OK, this isn't complete, but I'm getting way behind, so I'm posting what I have so far.
Airship to Orbit
The technology is disclosed in U.S. Patent Application Publication 2007/0205330, filed by Hubbard Aerospace, LLC, published on 6 September 2007 (it's attached to this post as a PDF, too). The premise here is that a semi-rigid dirigible type craft can be taken into orbit. The craft does not rely solely on lifting gases for lift, nor does it use conventional propeller-type drive, but uses a combination of lifting gas, lifting body shape, and turbojet engines that can draw air for combustion from reservoirs within the craft itself when outside air is too rarefied or simply unavailable.
When I first saw this, I thought it was iffy, but the more I read, the more I believe that it might work. The initial problems I saw with it were:
1. It's a blimp. As it goes higher into the atmosphere, there's going to be less and less air outside it to provide buoyancy, and it's going to have to travel fairly quickly in the rarefied atmosphere to substitute lift from its body for the lost buoyancy. Can it really get to the required speed?
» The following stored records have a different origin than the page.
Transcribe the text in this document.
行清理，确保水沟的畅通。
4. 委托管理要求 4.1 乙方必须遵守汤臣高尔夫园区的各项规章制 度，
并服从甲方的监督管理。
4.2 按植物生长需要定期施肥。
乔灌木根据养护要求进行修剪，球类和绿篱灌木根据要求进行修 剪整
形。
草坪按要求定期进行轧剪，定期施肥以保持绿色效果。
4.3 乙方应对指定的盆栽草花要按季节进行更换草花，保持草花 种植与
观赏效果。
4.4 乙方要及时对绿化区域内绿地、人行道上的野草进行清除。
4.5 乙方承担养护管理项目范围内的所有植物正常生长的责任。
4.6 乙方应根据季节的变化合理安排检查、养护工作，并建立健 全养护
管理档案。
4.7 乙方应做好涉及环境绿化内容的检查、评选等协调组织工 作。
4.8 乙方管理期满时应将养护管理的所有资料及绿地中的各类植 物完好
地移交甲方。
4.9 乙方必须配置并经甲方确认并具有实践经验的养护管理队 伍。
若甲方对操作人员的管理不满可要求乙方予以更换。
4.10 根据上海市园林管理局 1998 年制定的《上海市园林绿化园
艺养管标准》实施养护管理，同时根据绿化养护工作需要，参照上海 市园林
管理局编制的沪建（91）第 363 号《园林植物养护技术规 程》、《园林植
2. It's a blimp. To achieve low Earth orbit (LEO), you need to get moving pretty darn fast. Like on the order of thousands of miles per hour. Like over 17000 miles per hour. Can conventional turbofan or turbojet engines get something moving that rapidly?
3. It's a blimp. Assuming it does make it to LEO, it's going to be hitting atmosphere at very high speed (again, over 17000 miles per hour) and encounter very hot temperatures. The temperatures reentry vehicles experience on their external surfaces can be hotter than the surface of the sun. Can the fabric of the blimp take the temperatures that it will encounter?
4. It's a blimp that uses hydrogen as its lifting gas. I'm sorry, but when I see blimp and hydrogen in the same sentence, I think of the Hindenburg. For those who don't remember what the Hindenburg was, it was a huge German dirigible (a.k.a. Zeppelin) that in 1937 crossed the Atlantic to a New Jersey port where it exploded and came down in a fiery mass that killed a lot of people and made a very long-lasting impression that hydrogen in blimps is bad. Knee-jerk reaction: hydrogen BAD.
So, let's take a look at these four issues. The first one that I looked into was the reentry problem. Yes, that presupposes that the craft achieves LEO, but a failure on reentry would probably be the most catastrophic, as we saw with the Columbia disaster earlier this century. For those that don't remember, a failed tile, less than six inches square, on the leading edge of one wing led to the complete destruction of the Shuttle during reentry and the deaths of all seven astronauts aboard. Note: an interesting independent analysis came to a very different conclusion about what caused the destruction of Columbia.
Back to the blimp reentry issue. The heat of reentry is generated not from friction but from the dramatic shock wave produced by the object entering the atmosphere at hypersonic speeds. For an orbital body, its weight must be regarded as the centripetal force keeping it in orbit, but the orbital speed must be high enough to counteract that weight to keep the body from falling. Thus, F=mg=mV^2/R, in which mass cancels itself out so that V=SQRRT(gR). g is the acceleration of gravity and R is the distance from the center of the Earth, which in this case is (RE + h), where RE is the radius of the Earth and h is the altitude of the satellite. The gist is that orbital speed is independent of mass - no matter how big or small an object is, it has to maintain the same speed to stay in orbit at a given altitude. A typical LEO is and altitude of around 120 miles. Using the radius of Earth as 3800 miles and the acceleration of gravity as 32.2 ft/s^2 = 32.2((3600s/hr)^2)/5280 mi/hr^2 = 79000 mi/hr^2, we get V=SQRRT((79000)(3920)) = 17600 mi/hr or around Mach 20. In layman's terms, that is really friggin' fast. This is many times faster than the fastest aircraft we know we have produced - the Blackbird SR-71 reconnaissance plane, which could do better than Mach 3. So this blimp is supposed to hit atmosphere at Mach 20 and is supposed to experience a smoother reentry than, say, a Space Shuttle, which has a metal airframe and metal skin.